Di bawah langit yang keemasan, seorang bocah laki-laki mengayunkan pedang dengan penuh keberanian.
Di hadapannya sebuah manusia jerami terpasang.
Kaki bocah itu menancap di bumi bagaikan pasak.
Nafasnya kuat, kuda-kudanya hebat, ayunannya mematikan.
Satu tebasan.
Manusia jerami terpotong dan pedangnya menemui ajal.
Bocah itu memperhatikan genggamannya yang terbungkus otot tebal, juga gagang pedang yang dijatuhkan tanpa sengaja.
Matanya beralih ke serpihan mata pedang yang berhamburan di atas rumput.
Hati-hati dia kumpulkan serpihan itu.
Dia menghela nafas.
"Lagi-lagi senjataku hancur."
Bocah itu berbalik, meninggalkan manusia jerami itu sendirian.
Pondok kecil rusuh menyambut kehadirannya, beserta sosok wanita tua yang tidak lain adalah ibunya.
Bocah itu membuka tangannya, serpihan pedang jatuh ke dalam kendi.

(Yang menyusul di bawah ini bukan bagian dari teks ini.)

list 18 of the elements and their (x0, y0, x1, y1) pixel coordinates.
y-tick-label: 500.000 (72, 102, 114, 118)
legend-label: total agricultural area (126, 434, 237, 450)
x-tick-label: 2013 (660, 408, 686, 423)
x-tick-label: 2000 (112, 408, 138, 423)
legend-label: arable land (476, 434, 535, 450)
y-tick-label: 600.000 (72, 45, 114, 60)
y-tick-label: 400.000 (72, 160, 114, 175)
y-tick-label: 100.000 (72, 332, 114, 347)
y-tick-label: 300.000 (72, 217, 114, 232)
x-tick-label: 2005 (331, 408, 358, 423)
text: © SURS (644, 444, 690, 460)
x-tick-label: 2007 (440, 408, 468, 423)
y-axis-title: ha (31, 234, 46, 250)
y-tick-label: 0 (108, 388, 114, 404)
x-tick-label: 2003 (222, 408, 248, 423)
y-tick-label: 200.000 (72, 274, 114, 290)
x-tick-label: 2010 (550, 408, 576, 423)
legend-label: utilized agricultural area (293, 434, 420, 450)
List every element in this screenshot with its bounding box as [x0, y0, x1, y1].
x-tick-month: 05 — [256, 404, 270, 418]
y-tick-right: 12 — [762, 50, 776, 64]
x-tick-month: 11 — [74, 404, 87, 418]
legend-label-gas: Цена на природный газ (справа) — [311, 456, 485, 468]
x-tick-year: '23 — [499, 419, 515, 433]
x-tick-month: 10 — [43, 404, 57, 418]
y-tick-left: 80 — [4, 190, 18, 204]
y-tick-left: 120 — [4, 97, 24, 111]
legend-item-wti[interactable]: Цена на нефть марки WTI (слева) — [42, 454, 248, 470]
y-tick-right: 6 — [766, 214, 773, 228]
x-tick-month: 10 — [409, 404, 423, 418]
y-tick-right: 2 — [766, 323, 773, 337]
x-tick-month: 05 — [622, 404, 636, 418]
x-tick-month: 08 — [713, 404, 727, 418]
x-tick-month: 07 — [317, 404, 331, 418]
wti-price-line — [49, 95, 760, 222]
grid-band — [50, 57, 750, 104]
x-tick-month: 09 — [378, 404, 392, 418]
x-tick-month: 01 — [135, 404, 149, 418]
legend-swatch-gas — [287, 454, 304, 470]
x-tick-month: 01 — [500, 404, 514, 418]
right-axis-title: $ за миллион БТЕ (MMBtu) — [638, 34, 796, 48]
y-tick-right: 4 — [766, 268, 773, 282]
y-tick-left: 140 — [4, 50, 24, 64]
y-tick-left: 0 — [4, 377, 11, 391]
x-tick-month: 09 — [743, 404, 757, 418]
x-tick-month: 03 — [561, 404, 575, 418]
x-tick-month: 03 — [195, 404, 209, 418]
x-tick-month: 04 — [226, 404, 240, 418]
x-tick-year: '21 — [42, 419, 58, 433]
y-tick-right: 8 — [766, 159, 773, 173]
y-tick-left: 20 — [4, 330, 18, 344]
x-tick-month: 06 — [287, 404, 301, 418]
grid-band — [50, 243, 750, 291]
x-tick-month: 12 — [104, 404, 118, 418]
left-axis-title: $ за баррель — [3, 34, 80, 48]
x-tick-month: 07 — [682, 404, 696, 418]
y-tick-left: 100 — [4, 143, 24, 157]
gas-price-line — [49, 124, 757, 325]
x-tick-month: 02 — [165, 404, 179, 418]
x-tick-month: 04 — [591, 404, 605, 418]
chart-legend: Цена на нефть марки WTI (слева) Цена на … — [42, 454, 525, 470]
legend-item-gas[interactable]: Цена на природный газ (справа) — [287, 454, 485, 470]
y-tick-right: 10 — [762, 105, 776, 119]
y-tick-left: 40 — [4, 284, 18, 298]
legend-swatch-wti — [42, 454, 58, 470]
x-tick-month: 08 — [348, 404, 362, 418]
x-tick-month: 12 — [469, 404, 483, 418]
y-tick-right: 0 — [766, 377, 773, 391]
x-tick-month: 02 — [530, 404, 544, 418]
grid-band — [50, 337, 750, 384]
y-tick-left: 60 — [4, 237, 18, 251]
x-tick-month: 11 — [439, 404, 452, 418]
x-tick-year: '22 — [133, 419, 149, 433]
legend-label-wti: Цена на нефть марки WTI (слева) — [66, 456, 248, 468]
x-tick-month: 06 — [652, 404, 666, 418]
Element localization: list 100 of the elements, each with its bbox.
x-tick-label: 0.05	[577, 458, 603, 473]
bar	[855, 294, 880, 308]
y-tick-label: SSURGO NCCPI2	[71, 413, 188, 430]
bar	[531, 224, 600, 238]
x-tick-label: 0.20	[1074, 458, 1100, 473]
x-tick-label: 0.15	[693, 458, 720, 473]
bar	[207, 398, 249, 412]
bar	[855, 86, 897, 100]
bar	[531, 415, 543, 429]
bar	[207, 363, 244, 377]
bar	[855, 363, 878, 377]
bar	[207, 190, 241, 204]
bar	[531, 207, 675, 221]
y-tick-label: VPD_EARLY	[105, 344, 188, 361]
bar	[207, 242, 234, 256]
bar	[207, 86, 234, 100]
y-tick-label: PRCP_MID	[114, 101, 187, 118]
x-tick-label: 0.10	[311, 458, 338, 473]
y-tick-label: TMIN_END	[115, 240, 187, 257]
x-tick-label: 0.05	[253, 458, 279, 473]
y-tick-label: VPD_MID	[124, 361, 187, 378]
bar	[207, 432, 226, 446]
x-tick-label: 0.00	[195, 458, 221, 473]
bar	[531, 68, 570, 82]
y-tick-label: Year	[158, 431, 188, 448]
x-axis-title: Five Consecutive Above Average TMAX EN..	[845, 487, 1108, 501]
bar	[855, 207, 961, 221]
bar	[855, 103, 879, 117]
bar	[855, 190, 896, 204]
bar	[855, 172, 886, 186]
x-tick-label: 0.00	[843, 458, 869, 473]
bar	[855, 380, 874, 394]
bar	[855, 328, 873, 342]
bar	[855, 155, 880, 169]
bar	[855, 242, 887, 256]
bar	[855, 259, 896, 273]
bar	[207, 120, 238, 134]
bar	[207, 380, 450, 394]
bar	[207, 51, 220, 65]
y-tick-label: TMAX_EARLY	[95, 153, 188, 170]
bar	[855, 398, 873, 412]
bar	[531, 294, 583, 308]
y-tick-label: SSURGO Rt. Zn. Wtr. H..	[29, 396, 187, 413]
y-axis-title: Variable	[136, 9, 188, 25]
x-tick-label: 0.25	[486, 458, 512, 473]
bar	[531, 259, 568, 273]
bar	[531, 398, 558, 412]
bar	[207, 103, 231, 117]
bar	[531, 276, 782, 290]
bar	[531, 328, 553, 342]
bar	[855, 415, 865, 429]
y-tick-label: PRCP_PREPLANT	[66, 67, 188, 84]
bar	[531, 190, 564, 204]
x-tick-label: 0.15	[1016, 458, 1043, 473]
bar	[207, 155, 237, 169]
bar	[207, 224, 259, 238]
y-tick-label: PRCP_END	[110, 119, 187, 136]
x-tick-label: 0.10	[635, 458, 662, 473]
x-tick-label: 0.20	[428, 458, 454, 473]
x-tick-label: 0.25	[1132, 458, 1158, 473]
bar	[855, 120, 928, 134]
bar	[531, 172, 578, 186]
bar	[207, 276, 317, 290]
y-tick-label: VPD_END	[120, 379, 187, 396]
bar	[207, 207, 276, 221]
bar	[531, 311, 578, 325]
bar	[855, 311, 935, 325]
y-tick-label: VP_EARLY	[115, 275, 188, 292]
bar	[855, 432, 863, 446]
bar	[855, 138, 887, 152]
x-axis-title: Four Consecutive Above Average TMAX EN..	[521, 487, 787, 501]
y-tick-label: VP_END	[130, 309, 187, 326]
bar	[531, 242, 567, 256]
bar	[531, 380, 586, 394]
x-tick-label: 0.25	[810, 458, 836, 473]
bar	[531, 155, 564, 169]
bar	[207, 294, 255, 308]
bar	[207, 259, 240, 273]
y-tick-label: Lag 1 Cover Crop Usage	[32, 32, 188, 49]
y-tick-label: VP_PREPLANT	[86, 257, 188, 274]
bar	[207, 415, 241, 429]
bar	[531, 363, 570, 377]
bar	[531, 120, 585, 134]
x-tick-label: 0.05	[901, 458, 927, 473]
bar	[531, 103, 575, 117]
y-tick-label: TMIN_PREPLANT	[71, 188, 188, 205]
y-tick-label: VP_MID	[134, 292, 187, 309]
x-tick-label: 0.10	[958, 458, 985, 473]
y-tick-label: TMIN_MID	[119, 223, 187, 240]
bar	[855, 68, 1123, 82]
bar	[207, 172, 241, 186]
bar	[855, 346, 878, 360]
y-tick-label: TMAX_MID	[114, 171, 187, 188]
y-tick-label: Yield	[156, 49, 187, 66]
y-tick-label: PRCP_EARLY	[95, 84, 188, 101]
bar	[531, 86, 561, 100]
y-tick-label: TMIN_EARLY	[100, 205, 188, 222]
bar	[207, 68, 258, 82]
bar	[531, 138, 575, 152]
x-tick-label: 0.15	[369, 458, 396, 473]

Bocah itu berusaha menjelaskan apa yang telah terjadi, namun ibunya yang melihat tangan berotot bocah itu segera memahami.
Ibunya mengusap rambut anaknya saat anaknya itu tidak tahu bagaimana harus menjelaskan.
Dengan suara sehalus sutra—wanita yang dikenal dengan nama Madam Eve ini berkata, "Tidak apa-apa nak. Kau melakukan hal yang benar. Berlatih dan mengumpulkan serpihan pedangmu agar tidak ada yang terluka karenanya."